Wolfram: Wolfram Alpha works better with American names than European ones, but let me check (types in “Lars” at Wolfram Alpha). It turns out that there aren’t many Larses in the US. Most of them were born in the sixties and seventies. It predicts only 2000 living Larses in the United States. But what you see here is typical. There must be a reason in why that name got so popular in the sixties. For example there might have been a person famous person with that name at the time.
The European: People fall for the supposed fame and glamour that such a name promises.
Wolfram: Exactly. Let’s try out a very outdated name (types in “Adolf”). See: The name was only popular in the 1920s and 1930s. The most common age for Adolfs living in the US is 82 years. That was to be expected.
The European: What else did you discover by looking at data?
Wolfram: A bizarre fact about correlated data is that much of it tends to look absolutely stupid. Most of the time those correlations are probably coincidental – but sometimes there is a great discovery. We don’t know yet how to filter between random coincidences and really interesting stuff.
The European: Do we sometimes overestimate the power of computing?
Wolfram: One thing being discussed right now is the automated grading of student essays. A crazy idea! If that were to be implemented, people would soon learn how to write essays that are rather opaque to humans but will score really well with computers. It is equally mistaken as teaching people how to do calculus by hand. When one of my children showed me what they did in calculus class I said: “I didn’t think that humans still do that! I haven’t done something like this in 30 years.”
The European: What’s wrong with it?
Wolfram: It is bizarre: We are programming people to do the work of machines. But it’s supposed to be the other way around. We should program machines to do our work.
The European: What do you think about the idea that data should get an expiration date? Currently, data of people who have died never vanishes from the web.
Wolfram: That question has been overlooked for a long time. I know that some people and companies are finally working on it. For years, I have been wondering whether you could build a “digital time safe” to safely store data that only becomes accessible 20 years later. Can you put information away? In some way, that is the inverse of what you’re talking about.
The European: Interesting…
Wolfram: Yesterday I visited Berlin’s Egyptian Museum. The Egyptians had this whole idea of the afterlife. They put some stuff away for their life after death. While I was standing in this museum I realized that this is it: The museum is their afterlife. They left the stuff and now it is here.
The European: But the Egyptians haven’t come back from the dead.
Wolfram: No. They had a funny conception of space and time. We know a lot about Egyptians and Babylonians because they left us so much stuff to study. There are other civilizations that didn’t choose to leave any data and we do not know anything about them; it’s a shame. Still, we have to accept that some people do not want to leave anything behind when they die.

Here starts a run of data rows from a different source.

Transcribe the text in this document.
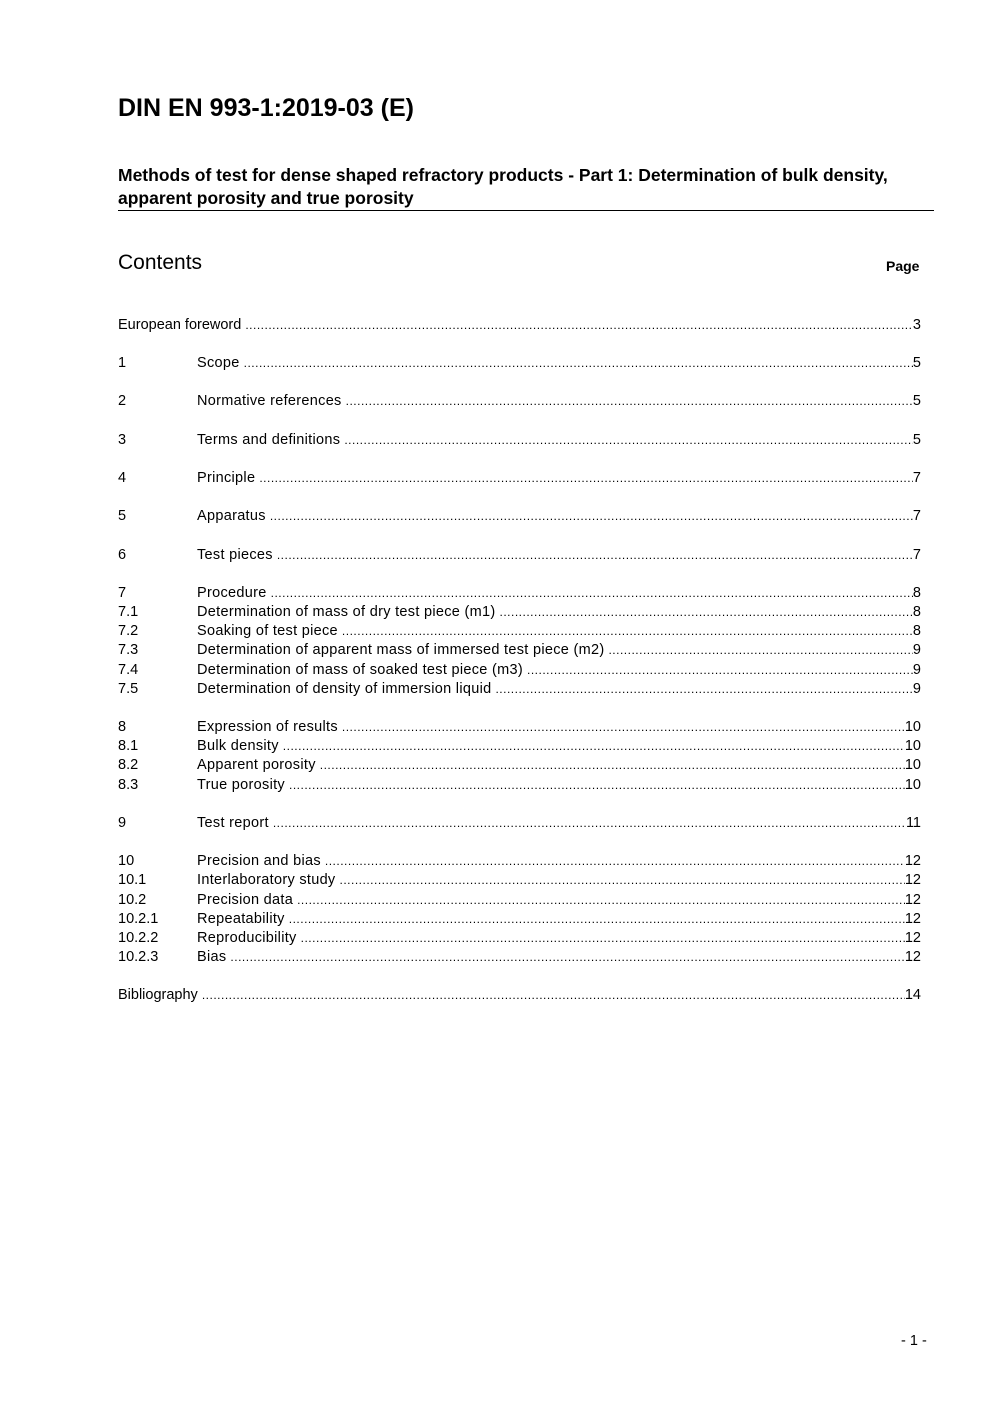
DIN EN 993-1:2019-03 (E)
Methods of test for dense shaped refractory products - Part 1: Determination of bulk density, apparent porosity and true porosity
Contents	Page
European foreword .....	3
1	Scope .....	5
2	Normative references .....	5
3	Terms and definitions .....	5
4	Principle .....	7
5	Apparatus .....	7
6	Test pieces .....	7
7	Procedure .....	8
7.1	Determination of mass of dry test piece (m1) .....	8
7.2	Soaking of test piece .....	8
7.3	Determination of apparent mass of immersed test piece (m2) .....	9
7.4	Determination of mass of soaked test piece (m3) .....	9
7.5	Determination of density of immersion liquid .....	9
8	Expression of results .....	10
8.1	Bulk density .....	10
8.2	Apparent porosity .....	10
8.3	True porosity .....	10
9	Test report .....	11
10	Precision and bias .....	12
10.1	Interlaboratory study .....	12
10.2	Precision data .....	12
10.2.1	Repeatability .....	12
10.2.2	Reproducibility .....	12
10.2.3	Bias .....	12
Bibliography .....	14
- 1 -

The European: Franz Kafka wanted his writings destroyed – luckily, his closest friend never fulfilled this wish and published them instead. That is the upside of keeping record. Unfortunately, data isn’t always a treasure trove. Imagine what a totalitarian system like the GDR government would have been able to do with today’s possibilities…
Wolfram: I am spoiled in the way that I grew up in countries where you may not agree with what the government does without having to fear harsh consequences. Clearly in the history of Germany, data was a key for criminal regimes. But I’m not too sure that more data would have been all that useful for this particular regime or others.
The European: Why is that?
Wolfram: Let me give you an analogy: Many people think that they are perfectly healthy, but they are wrong! There is something wrong with everyone’s health. If you don’t have a lot of data on it, you don’t think about it. But if you measure the blood levels of 200 different parts of your body, it is inevitable that at least five of them will be out of the norm. The same holds true for people in a society: if you watch every last step of everyone, you will find something wrong with each person – even though there is room for interpretation. At some point, more data is not helpful at all.